I always have regarded these questions as irrelevant to my work as an historian and political commentator. I recognize that every historical statement can be attacked as not precisely true. Six million Jews were killed during the Holocaust. Well, certainly not exactly six million, which is an estimate, the best one we have. Many of the people the Nazis murdered as “Jews” did not consider themselves Jewish. Many more millions were killed by the Nazis using the same methods in the same places – they should not be left out of the concept of Holocaust.
I’m sure that nearly every sentence I have ever written could be taken apart and shown to be not as true as some other much more complicated formulation.
Please pardon this lecture on abstruse intellectual arguments. They were all the rage when I was a graduate student, and tended to make doing historical writing difficult. For my own writing, I have settled on a method of writing and rewriting in which I seek to improve places where I use imprecise categories and labels, where I slide over gaps in my knowledge with vague phrases, where my ignorance leads to false statements. I find and fix many such places in the process of revising. I hope to produce writing which is as close as possible to being objective and true. That I have such goals indicates that I do not accept the idea that there is no truth. I do believe that truth is very hard to reach, that nearly every proposition in history or science can be improved by more work, that we are imperfect seekers of truth. So we can approach truth, but perhaps never reach it.
At last we arrive at my point. When these arguments were raging in the academy, conservatives were greatly annoyed. Conservative historians asserted that relativists were ruining everything, that truth did exist. They criticized post-modernism as a mask for moral relativism, connected this immorality with the popular movements of the 1960s, and asserted their own moral primacy (the Moral Majority).
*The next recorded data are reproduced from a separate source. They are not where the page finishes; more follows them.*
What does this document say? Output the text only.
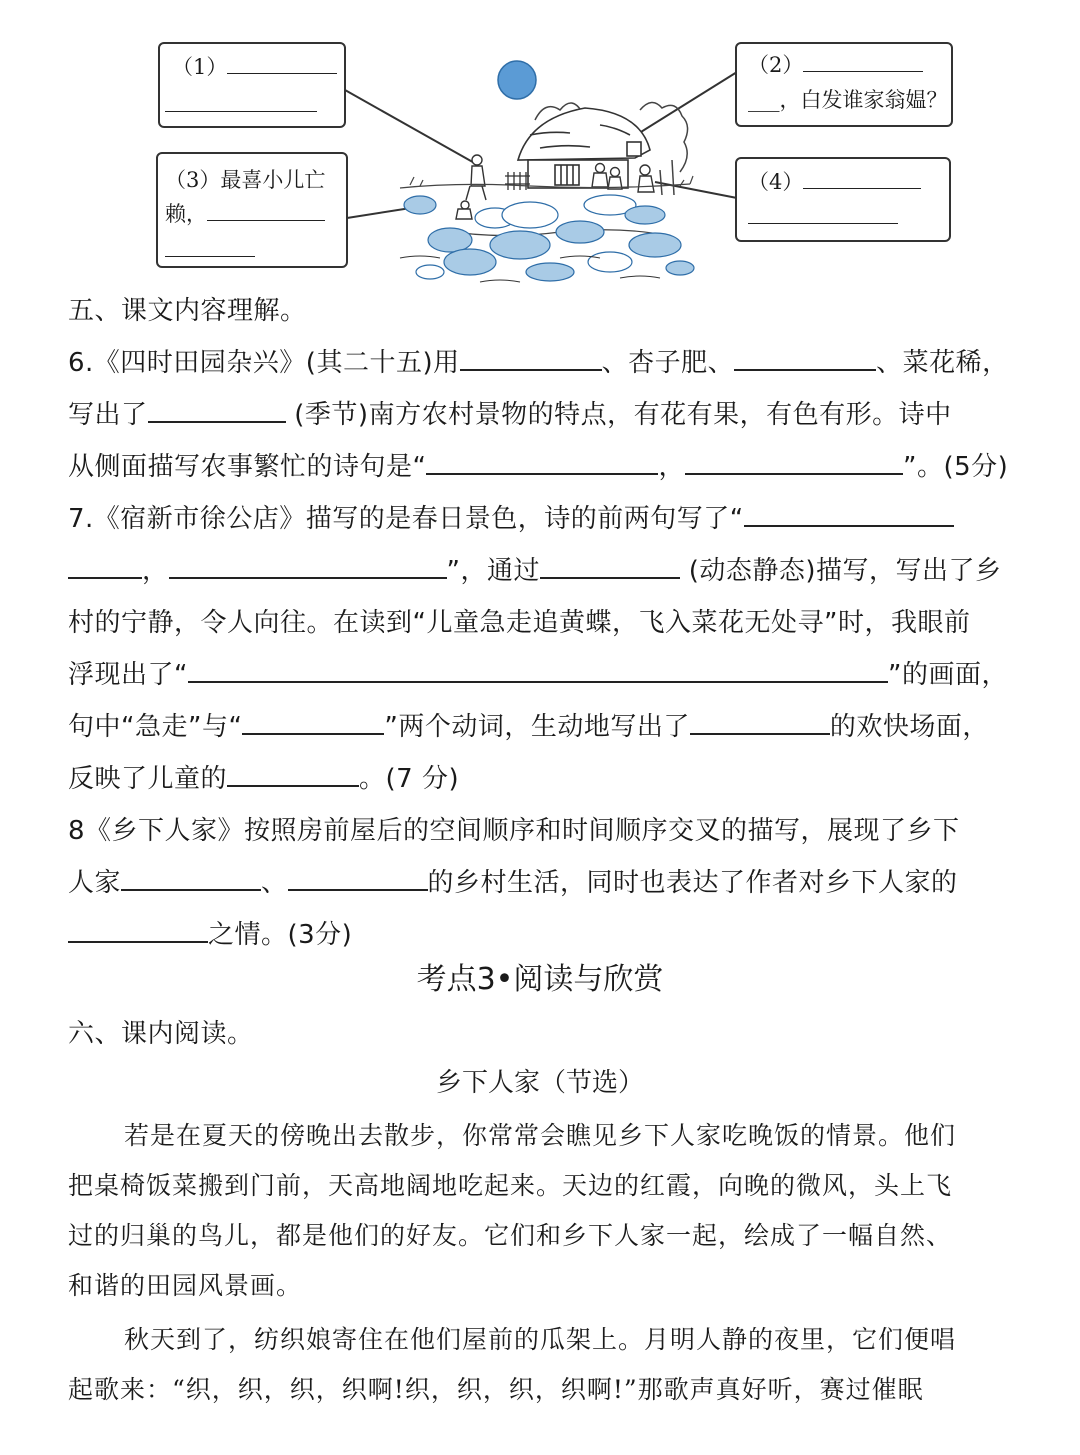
（1）	（2）
___，白发谁家翁媪？
（3）最喜小儿亡
赖，
（4）
五、课文内容理解。
6.《四时田园杂兴》(其二十五)用	、杏子肥、	、菜花稀，
写出了	(季节)南方农村景物的特点，有花有果，有色有形。诗中
从侧面描写农事繁忙的诗句是“	，	”。(5分)
7.《宿新市徐公店》描写的是春日景色，诗的前两句写了“
，	”，通过	(动态静态)描写，写出了乡
村的宁静，令人向往。在读到“儿童急走追黄蝶，飞入菜花无处寻”时，我眼前
浮现出了“	”的画面，
句中“急走”与“	”两个动词，生动地写出了	的欢快场面，
反映了儿童的	。(7 分)
8《乡下人家》按照房前屋后的空间顺序和时间顺序交叉的描写，展现了乡下
人家	、	的乡村生活，同时也表达了作者对乡下人家的
之情。(3分)
考点3•阅读与欣赏
六、课内阅读。
乡下人家（节选）
若是在夏天的傍晚出去散步，你常常会瞧见乡下人家吃晚饭的情景。他们
把桌椅饭菜搬到门前，天高地阔地吃起来。天边的红霞，向晚的微风，头上飞
过的归巢的鸟儿，都是他们的好友。它们和乡下人家一起，绘成了一幅自然、
和谐的田园风景画。
秋天到了，纺织娘寄住在他们屋前的瓜架上。月明人静的夜里，它们便唱
起歌来：“织，织，织，织啊!织，织，织，织啊!”那歌声真好听，赛过催眠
I was prompted to write this because of the great irony that the political conservatism, which once argued for objective truth, now relies on the broadest attack on truth that we have ever experienced. Political lies are nothing new and nothing inherently conservative. President Lyndon Johnson’s lie about a North Vietnamese attack on American ships in the Tonkin Gulf in 1964 led to a disastrous expansion of the war, which was extended by years of lying laid out in the Pentagon Papers. But today we suffer from a multiplication of lies as a Republican tactic to win elections.
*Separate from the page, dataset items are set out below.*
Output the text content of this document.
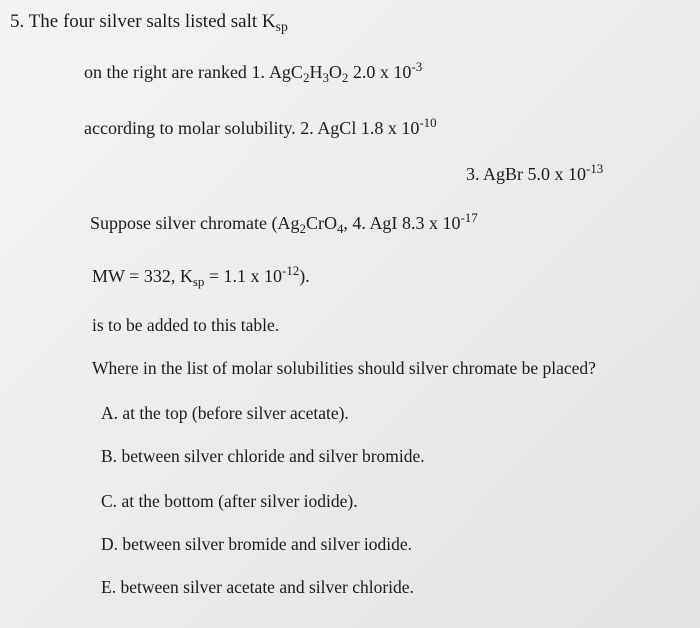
5. The four silver salts listed salt $K_{sp}$
on the right are ranked 1. $AgC_2H_3O_2$ 2.0 x $10^{-3}$
according to molar solubility. 2. AgCl 1.8 x $10^{-10}$
3. AgBr 5.0 x $10^{-13}$
Suppose silver chromate ($Ag_2CrO_4$, 4. AgI 8.3 x $10^{-17}$
MW = 332, $K_{sp} = 1.1$ x $10^{-12}$).
is to be added to this table.
Where in the list of molar solubilities should silver chromate be placed?
A. at the top (before silver acetate).
B. between silver chloride and silver bromide.
C. at the bottom (after silver iodide).
D. between silver bromide and silver iodide.
E. between silver acetate and silver chloride.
The platform of the Republican Party about climate change and health care, two of our most pressing issues, is just one big lie. The use of a fabricated story about Ukraine and Joe Biden is a set of lies, that then led to one of the greatest scenes of collective public lying in American history, the response of Republican Representatives and Senators to the impeachment.
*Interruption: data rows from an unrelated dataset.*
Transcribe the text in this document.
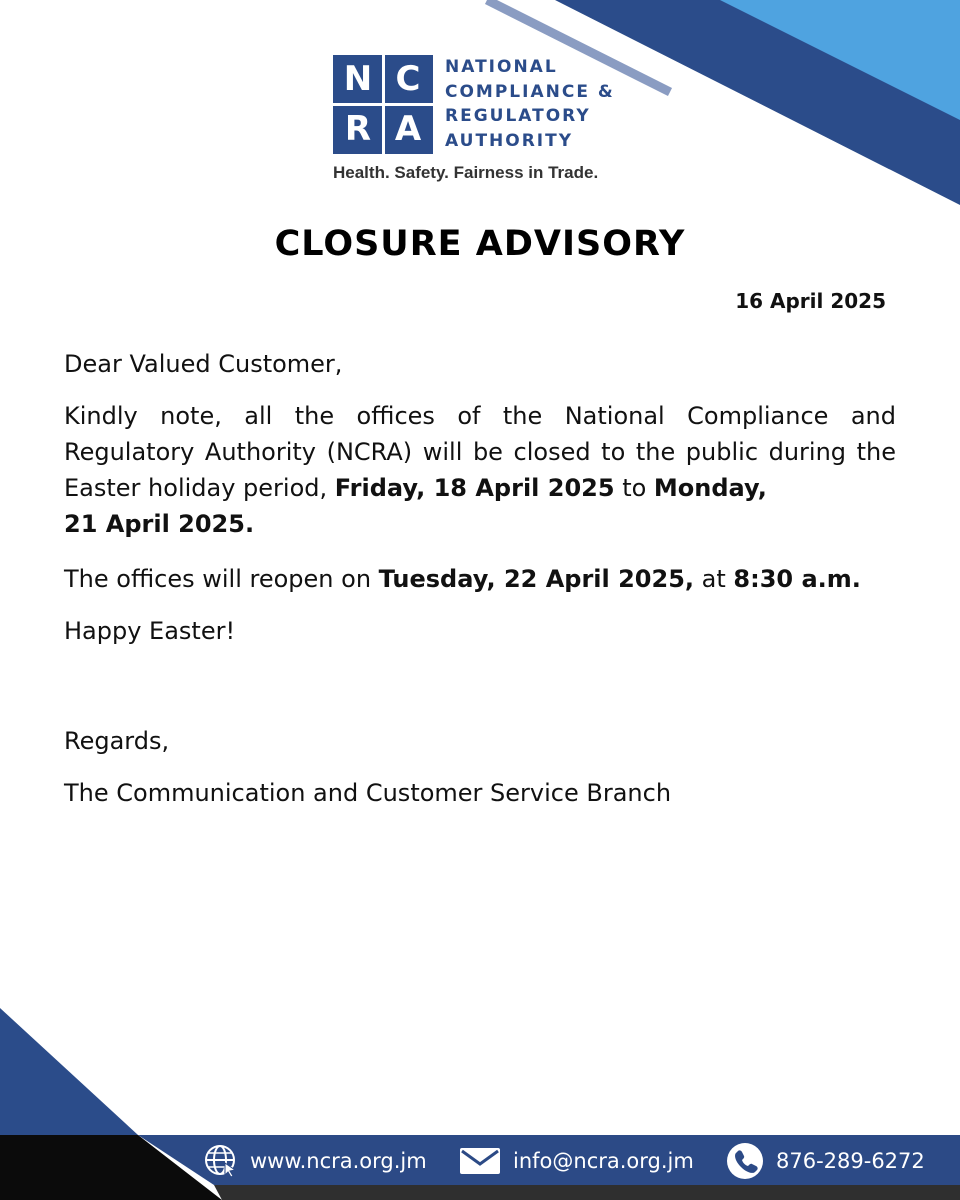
N C
R A
NATIONAL
COMPLIANCE &
REGULATORY
AUTHORITY
Health. Safety. Fairness in Trade.
CLOSURE ADVISORY
16 April 2025

Dear Valued Customer,

Kindly note, all the offices of the National Compliance and Regulatory Authority (NCRA) will be closed to the public during the Easter holiday period, Friday, 18 April 2025 to Monday,
21 April 2025.

The offices will reopen on Tuesday, 22 April 2025, at 8:30 a.m.

Happy Easter!

Regards,

The Communication and Customer Service Branch

www.ncra.org.jm	info@ncra.org.jm	876-289-6272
We are being bombarded with carefully crafted lies throughout cyberspace, designed to distort the results of the 2020 election. False stories about Joe Biden and Ukraine have already spread virally to millions of people. Fighting them takes enormous effort and resources, well beyond anything that will be deployed this year.
Disinformation spread by bots can come from anywhere on the globe. The technology is non-partisan. But the use is not. Russia’s online campaign in 2016 was designed to help elect Trump. The Trump campaign is now using one of these Ukraine stories in various media. CNN refused to run it, but it’s up on Facebook.
The intersection of a Republican Party which sees no value in distinguishing between truth and lies and an emerging technology that makes spreading lies incredibly easy is a great political danger. Is there truth? Not if those in power in America don’t care.